Je suis tout de suite tombé sous le charme de Kinmen, son calme, sa tranquillité et l'accueil extrêmement chaleureux de ses habitants.

Un peu d'Histoire

C'est un endroit imprégné d'une histoire riche, un rappel de la guerre civile acharnée entre les forces communistes et nationalistes. Tous ceux que l'Histoire militaire intéresse doivent absolument visiter ce lieu.

Kinmen se trouve à seulement 2 km des côtes de la Chine continentale au bord du détroit de Taïwan. C'est sans aucun doute l'un des endroits-clés de l'Histoire chinoise moderne. Bien qu'elle soit très proche de la République populaire de Chine, l'île est contrôlée par la République de Chine à Taïwan.
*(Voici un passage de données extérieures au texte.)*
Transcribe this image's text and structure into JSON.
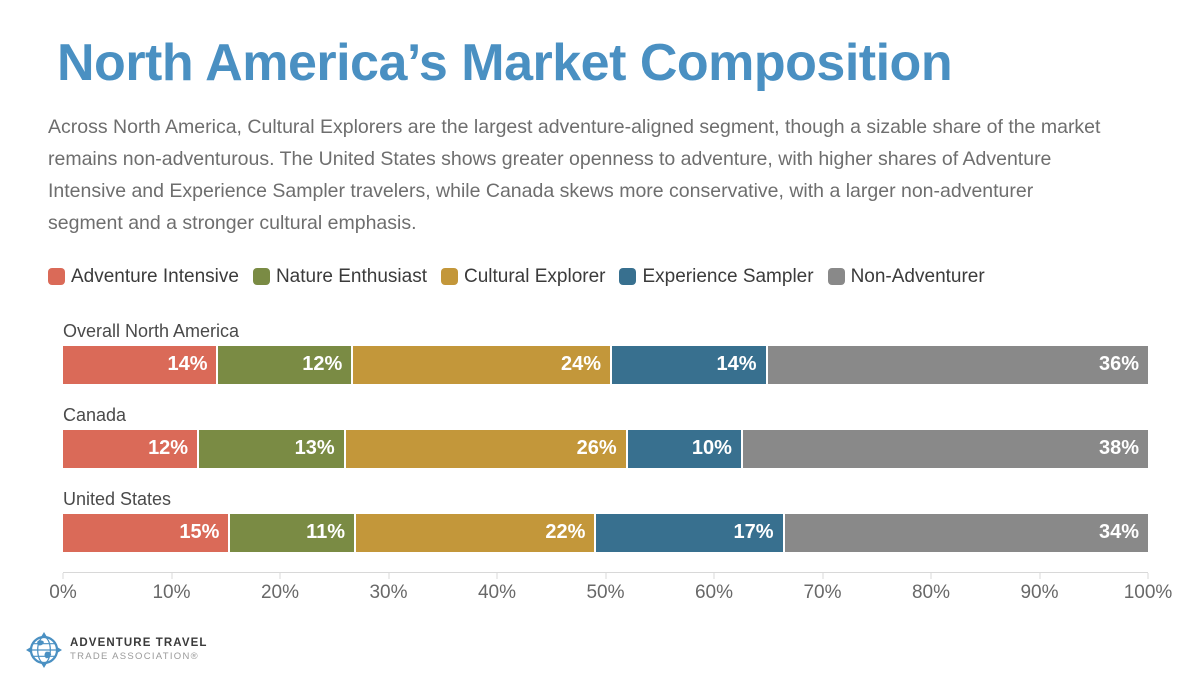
{
  "title": "North America’s Market Composition",
  "description": "Across North America, Cultural Explorers are the largest adventure-aligned segment, though a sizable share of the market remains non-adventurous. The United States shows greater openness to adventure, with higher shares of Adventure Intensive and Experience Sampler travelers, while Canada skews more conservative, with a larger non-adventurer segment and a stronger cultural emphasis.",
  "colors": {
    "title_blue": "#4a90c2",
    "adventure_intensive": "#da6a58",
    "nature_enthusiast": "#7a8b44",
    "cultural_explorer": "#c3973a",
    "experience_sampler": "#38708f",
    "non_adventurer": "#898989",
    "body_text": "#6e6e6e"
  },
  "chart_data": {
    "type": "bar",
    "orientation": "horizontal_stacked",
    "title": "North America’s Market Composition",
    "categories": [
      "Overall North America",
      "Canada",
      "United States"
    ],
    "series": [
      {
        "name": "Adventure Intensive",
        "color": "#da6a58",
        "values": [
          14,
          12,
          15
        ]
      },
      {
        "name": "Nature Enthusiast",
        "color": "#7a8b44",
        "values": [
          12,
          13,
          11
        ]
      },
      {
        "name": "Cultural Explorer",
        "color": "#c3973a",
        "values": [
          24,
          26,
          22
        ]
      },
      {
        "name": "Experience Sampler",
        "color": "#38708f",
        "values": [
          14,
          10,
          17
        ]
      },
      {
        "name": "Non-Adventurer",
        "color": "#898989",
        "values": [
          36,
          38,
          34
        ]
      }
    ],
    "value_suffix": "%",
    "x_axis": {
      "min": 0,
      "max": 100,
      "ticks": [
        "0%",
        "10%",
        "20%",
        "30%",
        "40%",
        "50%",
        "60%",
        "70%",
        "80%",
        "90%",
        "100%"
      ]
    },
    "legend_position": "top",
    "grid": false
  },
  "logo": {
    "line1": "ADVENTURE TRAVEL",
    "line2": "TRADE ASSOCIATION®",
    "icon": "globe-compass-icon"
  }
}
Même s'il existe des preuves qui indiquent que Kinmen était habitée il y a plus de 6 500 ans, ce n'est qu'au début du VIIe siècle que l'on trouve des données concrètes qui remontent à la dynastie Tang.

Dans les années 1640, Koxinga, un général fidèle aux Ming, occupa l'île et l'utilisa pendant qu'il préparait sa flotte à combattre les forces Qing qui avaient envahi la Chine.

Kinmen était autrefois connu en Occident sous le nom de Quemoy. Quand les Alliés déclarèrent la guerre au Japon en 1941, la guerre civile chinoise entre le parti communiste chinois (PCC) et le Kuomintang nationaliste (KMT) fut suspendue. Tchang Kaï-chek, le chef politique et militaire des nationalistes, déploya ses forces avec Staline, Roosevelt et Churchill pour prendre part à cette guerre contre le Japon. Même si le Japon signa une capitulation sans condition en 1945, cette guerre civile recommença un an plus tard.

Ci-dessus : Tchang Kaï-chek avec sa femme Song Meiling en 1943. Photo publiée avec l'aimable autorisation de The China Times.

 

En 1948, les nationalistes perdirent leur combat en Chine face aux communistes dirigés par Mao Zedong (surnommé le Grand Timonier) et se retirèrent sur Kinmen. Mao, qui avait remporté de nombreuses victoires à ce moment-là, notamment la prise de Shanghai et de Pékin, avait résolument jeté son dévolu sur Taïwan. Kinmen était sa première cible, comme l'île était sur son chemin direct.  À Kinmen, les forces nationalistes se retranchèrent en construisant de vastes fortifications, toujours très visibles aujourd'hui, prévoyant que l'île représenterait un jour un relais pour reprendre la Chine continentale. Comme l'a apparemment dit Tchang Kaï-chek : « Tant que nous avons Taïwan, les communistes ne pourront jamais gagner. »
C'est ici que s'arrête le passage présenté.